From shore, the islanders could see their enormous white arms, resembling a surfaced submarine or the bony remnants of a prehistoric beast, lying on the deck of an approaching barge.
The onlookers on Vinalhaven were welcoming the massive blades of three wind turbines, part of a community-based power project guided by Harvard Business School Professor George Baker as part of an effort to slash the islanders’ high electricity costs.
“The islands pay about three times the national average for electricity, and the wind blows all the time,” said Baker, Herman C. Krannert Professor of Business Administration, who is on leave from Harvard Business School to help complete the project. “The question was, ‘Can’t we generate electricity with wind?’”
The answer has been a resounding “yes.”
For the past three years, Baker has split his time between his home in Newton, Mass., and a house on Frenchboro, a small island east of Vinalhaven, to work on the effort. He jokes that his wife would like to know exactly where he lives. He makes the four-hour trip to Maine weekly.
The HBS professor, an authority on organizational economics, enjoys a personal challenge. Fifteen years ago he designed and built his home on Frenchboro, a remote fishing outpost with a year-round population of 43. He embraced the wind-power effort after volunteering with a local electric cooperative.
“Partly because I was an HBS professor and partly because I was … wanting to be a helpful member of the community, I served as a volunteer member of the board of trustees of the Swan’s Island Electric Cooperative,” said Baker of his work with a consumer-owned electric cooperative serving nearby Swan’s Island as well as Frenchboro.
Building on that experience, he has used his time away from Harvard to explore the economic and financial feasibility of wind-power generation on Maine’s islands, ultimately heading the effort to create the largest community wind-power facility on the East Coast, known as the Fox Islands Wind Project.
The complicated process included permitting, detailed environmental impact and engineering studies, and a complex financing structure for the turbines that involved federal tax credits and the creation of a limited-liability company. There were also community meetings, where Baker was frank with the facts.
“I told the residents, ‘Here’s what it would look like. Here’s how it would work.
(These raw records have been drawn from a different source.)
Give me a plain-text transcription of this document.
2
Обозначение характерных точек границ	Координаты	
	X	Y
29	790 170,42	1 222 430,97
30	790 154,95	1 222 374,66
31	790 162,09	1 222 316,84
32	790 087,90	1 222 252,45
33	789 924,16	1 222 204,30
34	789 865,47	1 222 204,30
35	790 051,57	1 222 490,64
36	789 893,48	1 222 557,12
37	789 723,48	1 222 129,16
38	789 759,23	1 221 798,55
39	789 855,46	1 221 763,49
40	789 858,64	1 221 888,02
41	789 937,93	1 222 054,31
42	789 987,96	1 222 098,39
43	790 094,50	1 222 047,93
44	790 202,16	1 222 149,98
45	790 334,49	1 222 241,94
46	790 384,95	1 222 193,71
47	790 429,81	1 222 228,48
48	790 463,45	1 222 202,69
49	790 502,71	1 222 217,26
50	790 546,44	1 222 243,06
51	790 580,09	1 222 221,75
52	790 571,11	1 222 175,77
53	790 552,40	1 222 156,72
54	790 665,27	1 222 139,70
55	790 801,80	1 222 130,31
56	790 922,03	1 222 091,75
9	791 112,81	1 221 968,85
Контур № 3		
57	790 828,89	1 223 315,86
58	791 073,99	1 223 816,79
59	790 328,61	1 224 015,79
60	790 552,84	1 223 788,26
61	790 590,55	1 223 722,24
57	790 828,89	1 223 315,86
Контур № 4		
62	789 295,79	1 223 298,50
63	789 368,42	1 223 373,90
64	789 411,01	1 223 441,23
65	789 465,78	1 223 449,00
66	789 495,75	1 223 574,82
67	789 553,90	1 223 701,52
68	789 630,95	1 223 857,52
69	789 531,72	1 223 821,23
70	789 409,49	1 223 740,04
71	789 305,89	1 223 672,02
It’s absolutely not without risk, but there is real benefit,’” he said.
The islanders ultimately backed the plan, 284 to 5.
What makes the current project free from much of the “not in my back yard” squabbling that can plague wind projects is its immediate and direct benefit to the community, said Baker.
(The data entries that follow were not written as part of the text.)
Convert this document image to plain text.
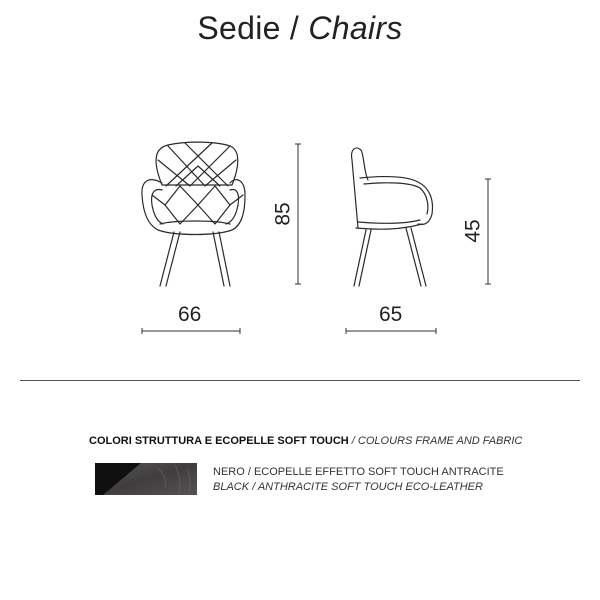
Sedie / Chairs
66	65
85
45
COLORI STRUTTURA E ECOPELLE SOFT TOUCH / COLOURS FRAME AND FABRIC
NERO / ECOPELLE EFFETTO SOFT TOUCH ANTRACITE
BLACK / ANTHRACITE SOFT TOUCH ECO-LEATHER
“It’s a community-owned project where the community gets all the benefit,” he said. “There is no developer that owns the turbines and takes all of the power. The power is used locally by the community.”
Now residents can harvest their own electricity with the help of Mother Nature, instead of relying on the noisy diesel generator downtown or purchasing power from a nuclear plant down the coast or the oil-fired plant on another island, in the process paying exorbitant costs to access electricity through underwater cables.
Enlisting the support of the giant General Electric Co., Baker, who is vice president of Community Wind at the Island Institute, a nonprofit based in Rockland, Maine, was able to secure three turbines, each about 400 feet tall. The turbines were installed last summer and started turning in December. They are expected to generate 11,605 megawatt hours of electricity each year and cover all of the island’s annual energy needs.
Currently at work on several other wind projects along Maine’s coast, Baker called the Vinalhaven experience “incredibly satisfying and fulfilling.” He said he hopes someday to be able to harvest the vast opportunity presented by “the much bigger and richer wind resources” available farther offshore.
“For the last 100 years, we have ignored wind as an energy source because we invented diesel engines,” he said. “We should be using that resource. We should be using it as effectively as we possibly can.”